Educators will understand and respect the importance of cultural values and traditional concepts which help to shape the mindset of American Indian children and their families.  Educators will understand the complex challenges faced by American Indian children in today’s classroom as a result of conflicting value systems.

Element 3: Understanding Your School and Community

Purpose: Assessing American Indian students’ academic performance and developing culturally-based education approaches in collaboration with local tribes, Indian organizations and Native communities are essential for improved educational opportunities.  Educators should:

  • Examine current American Indian achievement assessments, attendance, dropout and graduation rates;
  • Collaborate with tribes and Native communities, and;
  • Collaborate with national American Indian organizations and the National Indian Education Association (NIEA).

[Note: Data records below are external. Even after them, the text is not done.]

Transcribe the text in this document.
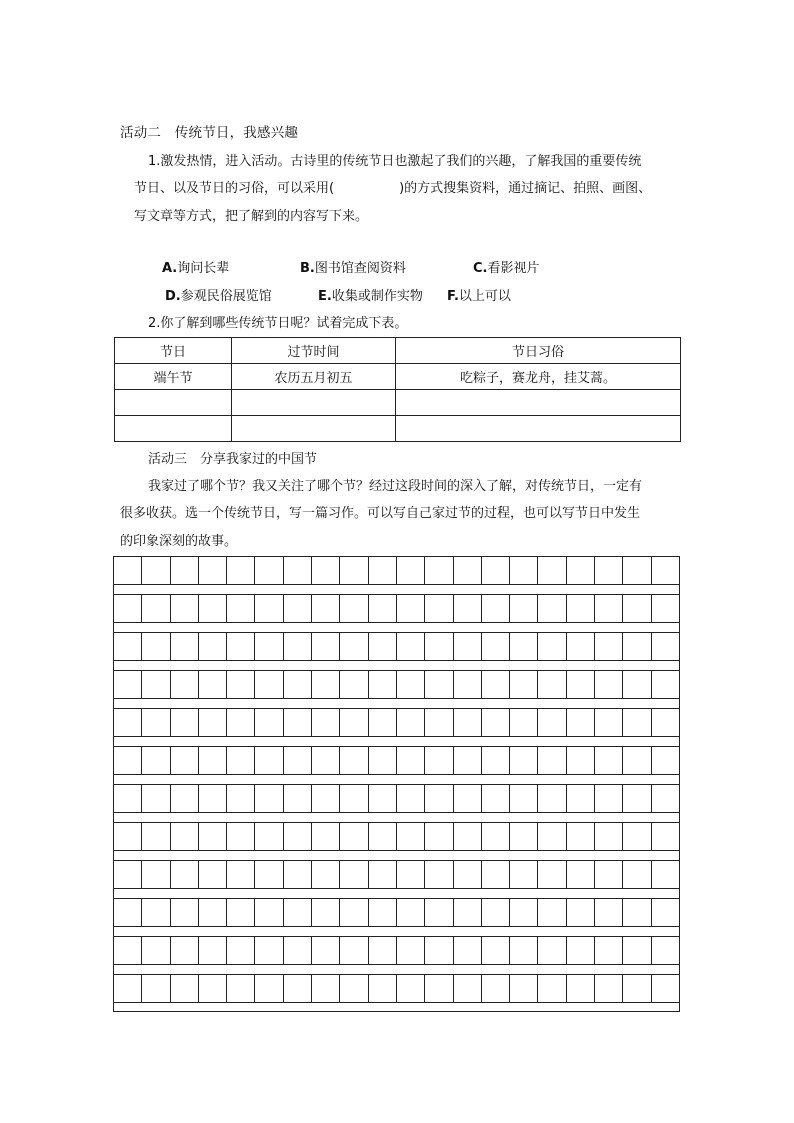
活动二　传统节日，我感兴趣
1.激发热情，进入活动。古诗里的传统节日也激起了我们的兴趣，了解我国的重要传统
节日、以及节日的习俗，可以采用(　　　　　)的方式搜集资料，通过摘记、拍照、画图、
写文章等方式，把了解到的内容写下来。
A.询问长辈	B.图书馆查阅资料	C.看影视片
D.参观民俗展览馆	E.收集或制作实物 F.以上可以
2.你了解到哪些传统节日呢？试着完成下表。
节日	过节时间	节日习俗
端午节	农历五月初五	吃粽子，赛龙舟，挂艾蒿。

活动三　分享我家过的中国节
我家过了哪个节？我又关注了哪个节？经过这段时间的深入了解，对传统节日，一定有
很多收获。选一个传统节日，写一篇习作。可以写自己家过节的过程，也可以写节日中发生
的印象深刻的故事。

Activity 1: Take a Snapshot of Your School and Community


Activity 2: Work with and Involve Community and Parents

Element 4: Integrate American Indian History, Language, and Culture into School Curriculum

Purpose: Research indicates that it is important to affirm students’ identity and one reason for the academic achievement gap that American Indian students face is that a one-size-fits-all national curriculum represented in textbooks fails to give positive recognition to American Indian histories and cultures. 

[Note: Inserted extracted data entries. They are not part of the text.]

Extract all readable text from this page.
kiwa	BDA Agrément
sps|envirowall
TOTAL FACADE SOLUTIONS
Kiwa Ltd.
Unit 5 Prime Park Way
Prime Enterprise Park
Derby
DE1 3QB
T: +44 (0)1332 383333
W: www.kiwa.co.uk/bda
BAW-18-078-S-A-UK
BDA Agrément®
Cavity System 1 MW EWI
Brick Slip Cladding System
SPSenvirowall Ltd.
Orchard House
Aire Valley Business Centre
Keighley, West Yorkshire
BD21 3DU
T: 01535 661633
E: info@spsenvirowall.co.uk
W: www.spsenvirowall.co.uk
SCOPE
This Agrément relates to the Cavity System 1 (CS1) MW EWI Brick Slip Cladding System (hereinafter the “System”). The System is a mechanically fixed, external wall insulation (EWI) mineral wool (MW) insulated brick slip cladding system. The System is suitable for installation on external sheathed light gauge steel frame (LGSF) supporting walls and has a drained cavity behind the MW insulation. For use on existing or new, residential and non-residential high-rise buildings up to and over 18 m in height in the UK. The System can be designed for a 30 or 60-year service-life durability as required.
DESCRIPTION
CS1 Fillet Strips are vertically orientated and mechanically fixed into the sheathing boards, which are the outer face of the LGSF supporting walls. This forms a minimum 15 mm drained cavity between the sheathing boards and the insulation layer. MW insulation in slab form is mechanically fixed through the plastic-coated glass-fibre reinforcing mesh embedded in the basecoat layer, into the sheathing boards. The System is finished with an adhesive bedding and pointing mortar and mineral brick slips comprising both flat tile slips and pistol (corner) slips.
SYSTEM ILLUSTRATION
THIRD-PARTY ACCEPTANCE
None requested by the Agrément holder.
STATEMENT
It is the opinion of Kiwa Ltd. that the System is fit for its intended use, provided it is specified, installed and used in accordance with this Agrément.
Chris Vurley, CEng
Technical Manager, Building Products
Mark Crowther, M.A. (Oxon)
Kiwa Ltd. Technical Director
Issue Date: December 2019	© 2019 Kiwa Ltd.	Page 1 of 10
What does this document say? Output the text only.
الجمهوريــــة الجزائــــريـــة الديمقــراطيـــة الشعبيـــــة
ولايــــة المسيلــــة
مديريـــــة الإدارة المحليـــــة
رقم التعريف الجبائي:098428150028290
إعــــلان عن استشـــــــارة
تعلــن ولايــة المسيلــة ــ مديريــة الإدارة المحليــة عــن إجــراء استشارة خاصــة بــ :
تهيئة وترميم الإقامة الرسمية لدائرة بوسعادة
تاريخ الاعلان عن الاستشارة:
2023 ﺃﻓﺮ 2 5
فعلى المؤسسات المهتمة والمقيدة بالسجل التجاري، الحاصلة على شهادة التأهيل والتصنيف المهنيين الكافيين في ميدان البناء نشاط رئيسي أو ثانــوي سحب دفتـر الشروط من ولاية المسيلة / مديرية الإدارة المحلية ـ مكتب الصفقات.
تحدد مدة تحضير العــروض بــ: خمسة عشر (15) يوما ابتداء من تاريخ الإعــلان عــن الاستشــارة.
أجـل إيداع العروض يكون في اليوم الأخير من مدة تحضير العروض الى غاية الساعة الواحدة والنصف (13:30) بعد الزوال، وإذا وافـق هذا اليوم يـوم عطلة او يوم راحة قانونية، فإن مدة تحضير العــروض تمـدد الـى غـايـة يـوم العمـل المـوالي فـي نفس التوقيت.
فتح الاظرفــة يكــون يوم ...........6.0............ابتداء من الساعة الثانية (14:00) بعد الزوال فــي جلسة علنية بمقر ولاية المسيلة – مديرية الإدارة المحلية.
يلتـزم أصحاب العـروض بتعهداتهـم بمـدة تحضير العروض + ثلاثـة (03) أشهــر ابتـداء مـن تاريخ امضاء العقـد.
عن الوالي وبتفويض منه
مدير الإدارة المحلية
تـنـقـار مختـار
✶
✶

Activity 1: Create an American Indian Curriculum

It is important for American Indian and Alaska Native students to have the standard state and national curriculums they are exposed to in school be supplemented with curriculum that reflects their background and the community that they live in.

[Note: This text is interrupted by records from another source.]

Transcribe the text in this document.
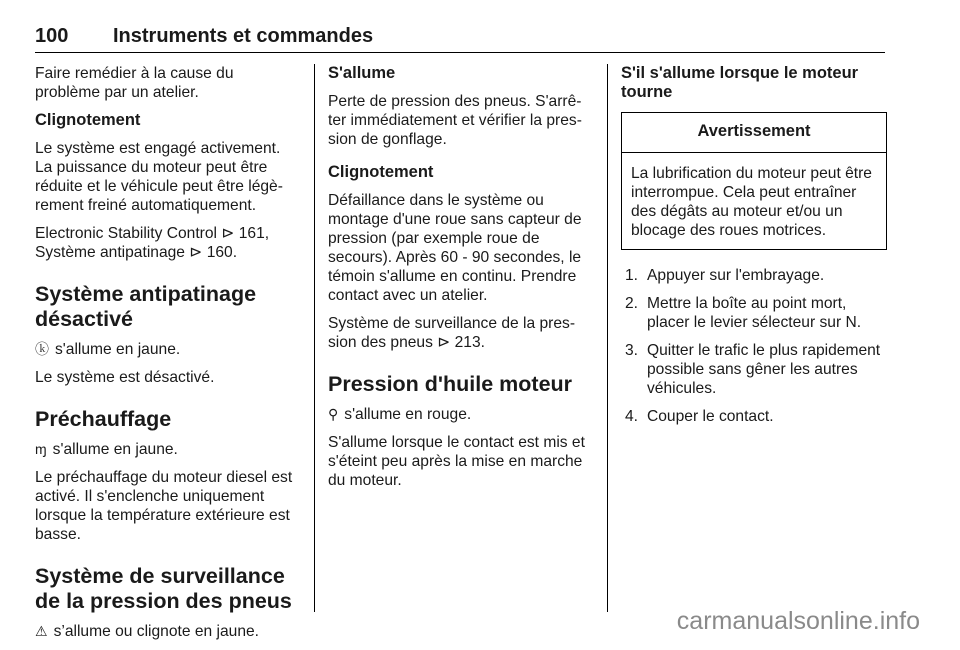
100 Instruments et commandes

Faire remédier à la cause du problème par un atelier.

Clignotement

Le système est engagé activement. La puissance du moteur peut être réduite et le véhicule peut être légèrement freiné automatiquement.

Electronic Stability Control ⊳ 161, Système antipatinage ⊳ 160.

Système antipatinage désactivé

ⓚ s'allume en jaune.

Le système est désactivé.

Préchauffage

ɱ s'allume en jaune.

Le préchauffage du moteur diesel est activé. Il s'enclenche uniquement lorsque la température extérieure est basse.

Système de surveillance de la pression des pneus

⚠ s’allume ou clignote en jaune.

S'allume

Perte de pression des pneus. S'arrêter immédiatement et vérifier la pression de gonflage.

Clignotement

Défaillance dans le système ou montage d'une roue sans capteur de pression (par exemple roue de secours). Après 60 - 90 secondes, le témoin s'allume en continu. Prendre contact avec un atelier.

Système de surveillance de la pression des pneus ⊳ 213.

Pression d'huile moteur

⚲ s'allume en rouge.

S'allume lorsque le contact est mis et s'éteint peu après la mise en marche du moteur.

S'il s'allume lorsque le moteur tourne
Avertissement
La lubrification du moteur peut être interrompue. Cela peut entraîner des dégâts au moteur et/ou un blocage des roues motrices.
1. Appuyer sur l'embrayage.
2. Mettre la boîte au point mort, placer le levier sélecteur sur N.
3. Quitter le trafic le plus rapidement possible sans gêner les autres véhicules.
4. Couper le contact.
carmanualsonline.info
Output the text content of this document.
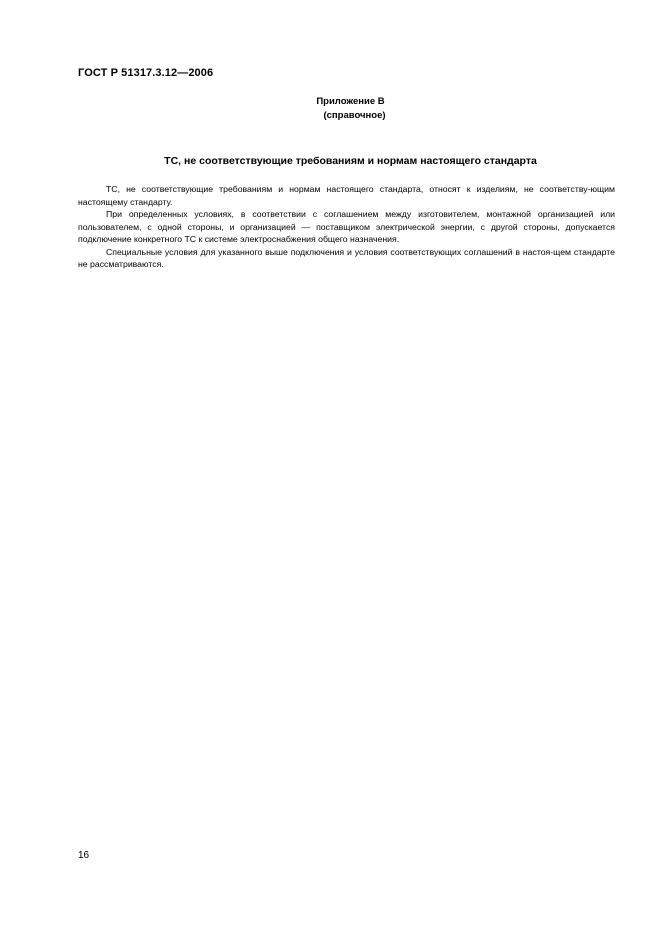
ГОСТ Р 51317.3.12—2006
Приложение В
(справочное)
ТС, не соответствующие требованиям и нормам настоящего стандарта

ТС, не соответствующие требованиям и нормам настоящего стандарта, относят к изделиям, не соответству-ющим настоящему стандарту.

При определенных условиях, в соответствии с соглашением между изготовителем, монтажной организацией или пользователем, с одной стороны, и организацией — поставщиком электрической энергии, с другой стороны, допускается подключение конкретного ТС к системе электроснабжения общего назначения.

Специальные условия для указанного выше подключения и условия соответствующих соглашений в настоя-щем стандарте не рассматриваются.

16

Activity 2: Teaching Indigenous Languages

Too often, an English-only policy in American schools has suppressed American Indian languages and cultures. The Native American Languages Act passed by U.S. Congress, and signed by President George H. W. Bush in 1990, enforces United States Policy to support, preserve, and protect American Indian languages. Esther Martinez Native American Languages Preservation Act  Act of 2006 The 2007 United Nation’s Declaration on the Rights of Indigenous Peoples has given further support to that goal. Today, Indigenous peoples are working through Indigenous language immersion schools to revitalize their languages and cultures.


Element 5: Explore Schools Serving American Indian Students

Purpose: Charter and immersion schools are offering American Indians more flexibility in working to improve the education of their children by affording American Indian communities more power to shape the schooling their children receive.


Activity 1: The Role and impact of American Indian Charter and Magnet Schools

Learn about charter and immersion schools and how they can provide alternatives to public, Bureau of Indian Education (BIE) schools, and tribally controlled schools, allowing American Indian communities to provide more culturally appropriate education for their children.


Activity 2: Discover how Tribal Operated Schools and Indian Charter Schools Relate to One Another

The Bureau of Indian Education (BIE) and mainstream public schools have not been successful in bringing up the average test scores and graduation rates of American Indian students to national averages. Learn how Tribally Operated and Indian Charter Schools are providing alternatives that show promise in improving the academic and life success of American Indian students.


Element 6: Use Culturally Responsive Teaching Methodologies

Purpose: Research suggests one reason for the achievement gap faced by American Indian students is cultural conflicts between American Indian homes and schools. Accordingly, teachers should be prepared to meet the needs of American Indian and other Indigenous students, including using culturally responsive teaching methodologies that incorporate American Indian learning styles, avoiding biased teaching and stereotypes, and addressing the needs of gifted education and other special needs students.

Activity 1: Prepare Educators to Teach American Indian Students

One-size-fits-all educational reforms, despite being somewhat “evidence based”, have left behind many American Indian students. Learn how adjusting teaching methods and materials to fit American Indian students’ cultural and experiential backgrounds can make them more engaged learners and improve their academic performance.